Direct mode with reserved buffer

Using the last method we cannot control the buffers’ content: according to the dependency tree described in Sending Commands section, we can define in the


the reservation of a specific buffer (we can also customize its name).
Specifying a buffer actually solve the problem of the buffer rotation and it also gives more control to users; it reduces the automation given from the LIFO way because users need to manually manage the send-to-execute cycle of a specified command with the following steps:

    ----------                                          ------------------
    -        -         ---------------                  -                -
    -  MAIN  - ---- >  reserved_buffer   |-------- >    -  QUICKFIX WIN  -
    -        -         ---------------                  -                -
    ----------                                          ------------------
  1. Enter tmux copy mode and select/copy the command you want to execute in the quickfix window. [prefix]+a to send the command to the defined buffer (a tmux-display message is displayed on the status bar).
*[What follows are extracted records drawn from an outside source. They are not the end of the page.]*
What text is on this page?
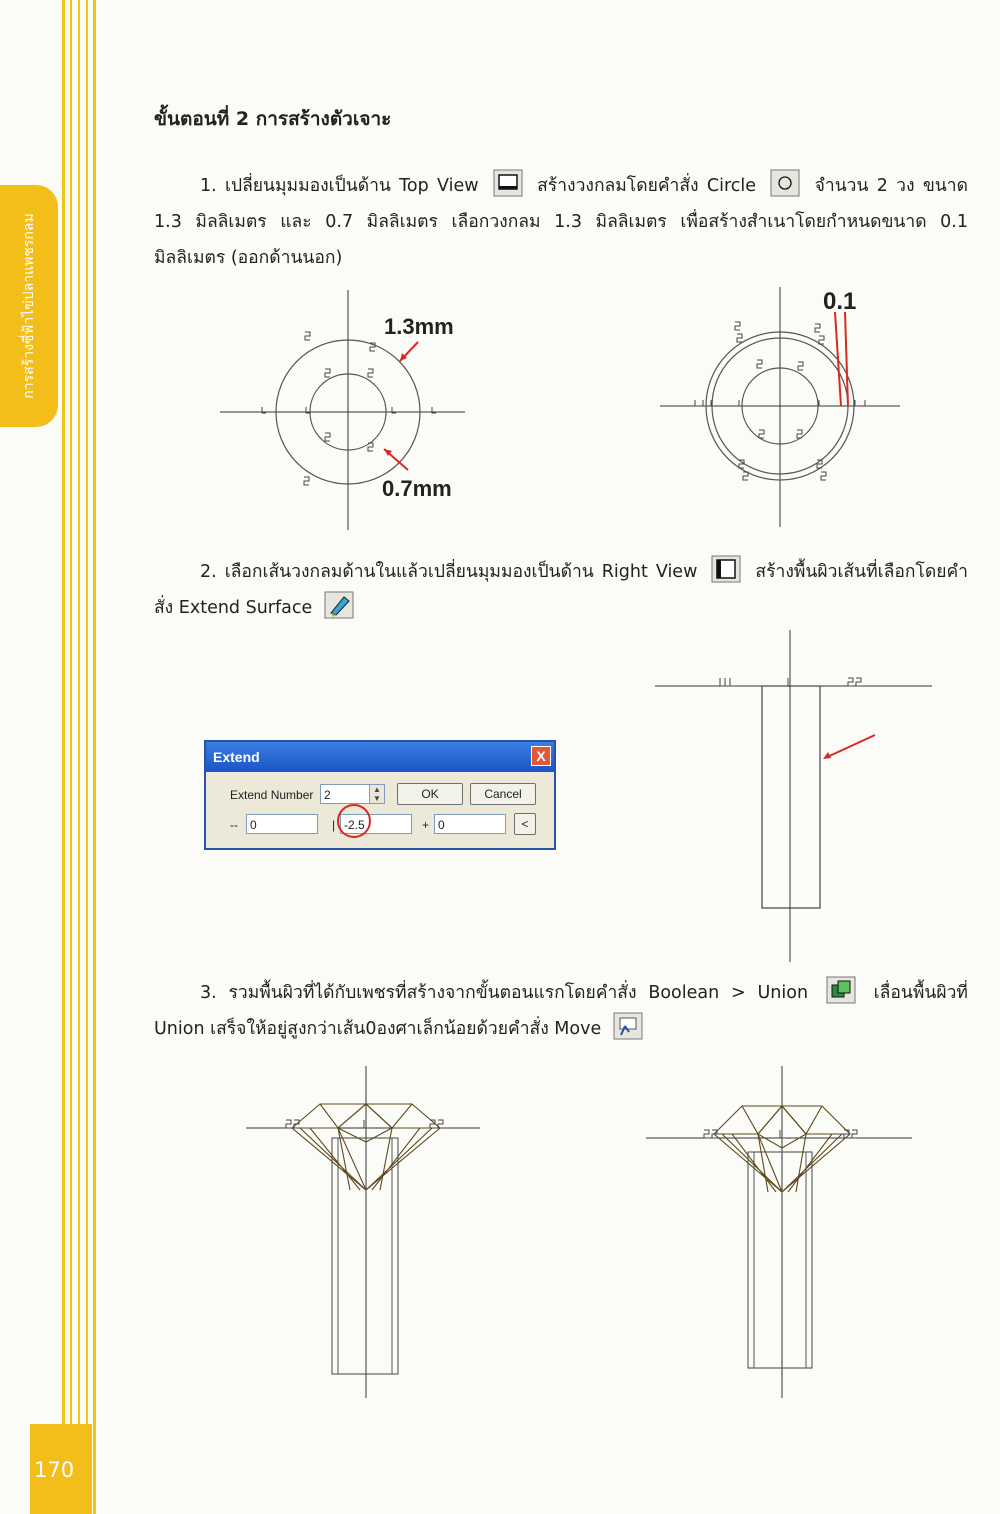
การสร้างซี่ฟ้าไข่ปลาแพชรกลม
170
ขั้นตอนที่ 2 การสร้างตัวเจาะ
1. เปลี่ยนมุมมองเป็นด้าน Top View	สร้างวงกลมโดยคำสั่ง Circle	จำนวน 2 วง ขนาด 1.3 มิลลิเมตร และ 0.7 มิลลิเมตร เลือกวงกลม 1.3 มิลลิเมตร เพื่อสร้างสำเนาโดยกำหนดขนาด 0.1 มิลลิเมตร (ออกด้านนอก)
1.3mm
0.7mm
0.1
2. เลือกเส้นวงกลมด้านในแล้วเปลี่ยนมุมมองเป็นด้าน Right View	สร้างพื้นผิวเส้นที่เลือกโดยคำสั่ง Extend Surface
Extend	X
Extend Number 2	▲
▼	OK	Cancel
--	0	| -2.5	+ 0	<
3. รวมพื้นผิวที่ได้กับเพชรที่สร้างจากขั้นตอนแรกโดยคำสั่ง Boolean > Union	เลื่อนพื้นผิวที่ Union เสร็จให้อยู่สูงกว่าเส้น0องศาเล็กน้อยด้วยคำสั่ง Move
  2. Toggle the quickfix window to enable the execution of the command when it goes on foreground.

Just do it following the Test Direct method section.

Debug mode

For development purposes a debug mode is present and a callable function is exposed by the engine module. It’s a very simple primitive, so this piece of code:

quickfix_code_debug() {
    timestamp="$(date +%T)"
    echo "$timestamp - $function_caller - $msg " >> "$target"

allow devs (or who want to start contributing) to set a “breakpoint” inside the code. More advanced features for dev targets will come with future releases.


This work is the result of a classic day in which I started playing around tmux world, trying to understand more and more its internals, realizing day by day its powerful features! There are of course lots of bugs and I hope they will be fix in the next releases.